Turkish Airlines’ four daily flights sold out quickly, and a one-way ticket from Moscow to Istanbul jumped to more than 1,400 British pounds.
“Prices are crazy, but people will pay because they are afraid that the borders will be completely closed,” said Maxim Rozanov, 55, the owner of a car leasing company who had bought tickets for his wife and son to travel. to Istanbul tomorrow.
People line up in front of an ATM of Sberbank in the GUM department store in Moscow
“Everyone I know who can afford to get away is trying to figure out where they could go, what they could do. The business here will be dead for a long time.
State propaganda is fighting hard against this growing sense of panic. TV commentators are urging Russians to ignore the collapsing value of their currency and believe more and more in the justice of Putin’s war against the alleged “fascist” government in Kyiv.

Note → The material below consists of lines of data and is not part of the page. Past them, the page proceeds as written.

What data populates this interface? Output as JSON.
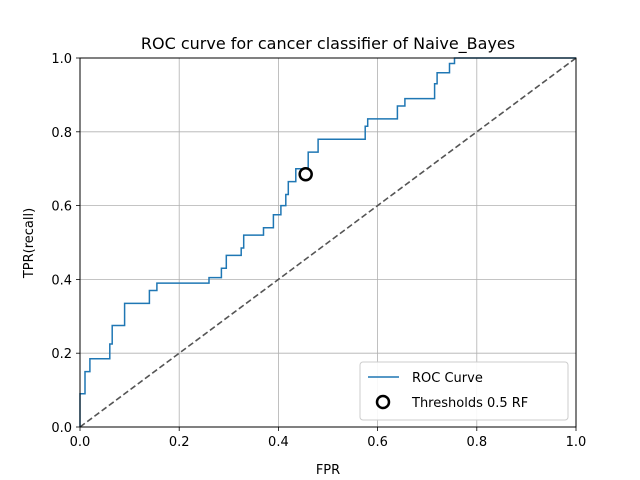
{
  "chart_data": {
    "type": "line",
    "title": "ROC curve for cancer classifier of Naive_Bayes",
    "xlabel": "FPR",
    "ylabel": "TPR(recall)",
    "xlim": [
      0.0,
      1.0
    ],
    "ylim": [
      0.0,
      1.0
    ],
    "xticks": [
      "0.0",
      "0.2",
      "0.4",
      "0.6",
      "0.8",
      "1.0"
    ],
    "yticks": [
      "0.0",
      "0.2",
      "0.4",
      "0.6",
      "0.8",
      "1.0"
    ],
    "grid": true,
    "legend_position": "lower-right",
    "series": [
      {
        "name": "ROC Curve",
        "color": "#1f77b4",
        "style": "step",
        "x": [
          0.0,
          0.0,
          0.01,
          0.01,
          0.02,
          0.02,
          0.06,
          0.06,
          0.065,
          0.065,
          0.09,
          0.09,
          0.14,
          0.14,
          0.155,
          0.155,
          0.26,
          0.26,
          0.285,
          0.285,
          0.295,
          0.295,
          0.325,
          0.325,
          0.33,
          0.33,
          0.37,
          0.37,
          0.39,
          0.39,
          0.405,
          0.405,
          0.415,
          0.415,
          0.42,
          0.42,
          0.435,
          0.435,
          0.46,
          0.46,
          0.48,
          0.48,
          0.575,
          0.575,
          0.58,
          0.58,
          0.64,
          0.64,
          0.655,
          0.655,
          0.715,
          0.715,
          0.72,
          0.72,
          0.725,
          0.725,
          0.745,
          0.745,
          0.755,
          0.755,
          0.76,
          0.76,
          1.0
        ],
        "y": [
          0.0,
          0.09,
          0.09,
          0.15,
          0.15,
          0.185,
          0.185,
          0.225,
          0.225,
          0.275,
          0.275,
          0.335,
          0.335,
          0.37,
          0.37,
          0.39,
          0.39,
          0.405,
          0.405,
          0.43,
          0.43,
          0.465,
          0.465,
          0.485,
          0.485,
          0.52,
          0.52,
          0.54,
          0.54,
          0.575,
          0.575,
          0.6,
          0.6,
          0.63,
          0.63,
          0.665,
          0.665,
          0.7,
          0.7,
          0.745,
          0.745,
          0.78,
          0.78,
          0.815,
          0.815,
          0.835,
          0.835,
          0.87,
          0.87,
          0.89,
          0.89,
          0.93,
          0.93,
          0.96,
          0.96,
          0.96,
          0.96,
          0.985,
          0.985,
          1.0,
          1.0,
          1.0,
          1.0
        ]
      },
      {
        "name": "",
        "color": "#555555",
        "style": "dashed",
        "x": [
          0.0,
          1.0
        ],
        "y": [
          0.0,
          1.0
        ]
      }
    ],
    "markers": [
      {
        "name": "Thresholds 0.5 RF",
        "shape": "open-circle",
        "color": "#000000",
        "x": 0.455,
        "y": 0.685
      }
    ]
  }
}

“I know that some of you have a hard time,” said Vladimir Solovyov, a well-known TV presenter.
“We will overcome everything, we will endure everything. We will rebuild our own economy from scratch, an independent banking system, manufacturing and industry. We will rely on ourselves. It may be a vain hope.
Yes, the Kremlin still receives nearly £ 1 billion a day from European consumers of its gas and oil, and Russia is largely self-sufficient in agriculture.
But as the value of people’s savings collapses, the limitations of their daily lives increase, and as Russia’s status as an international pariah grows, will there come a time when a mass of ordinary Russians begin to oppose their president’s war?
Time will tell. But Putin certainly knows that a failed venture in Ukraine can only sustain public support for so long.
And when that support goes, his own power may begin to loosen – and the millions of Russians who are now feeling the effects of his war will begin to seek change.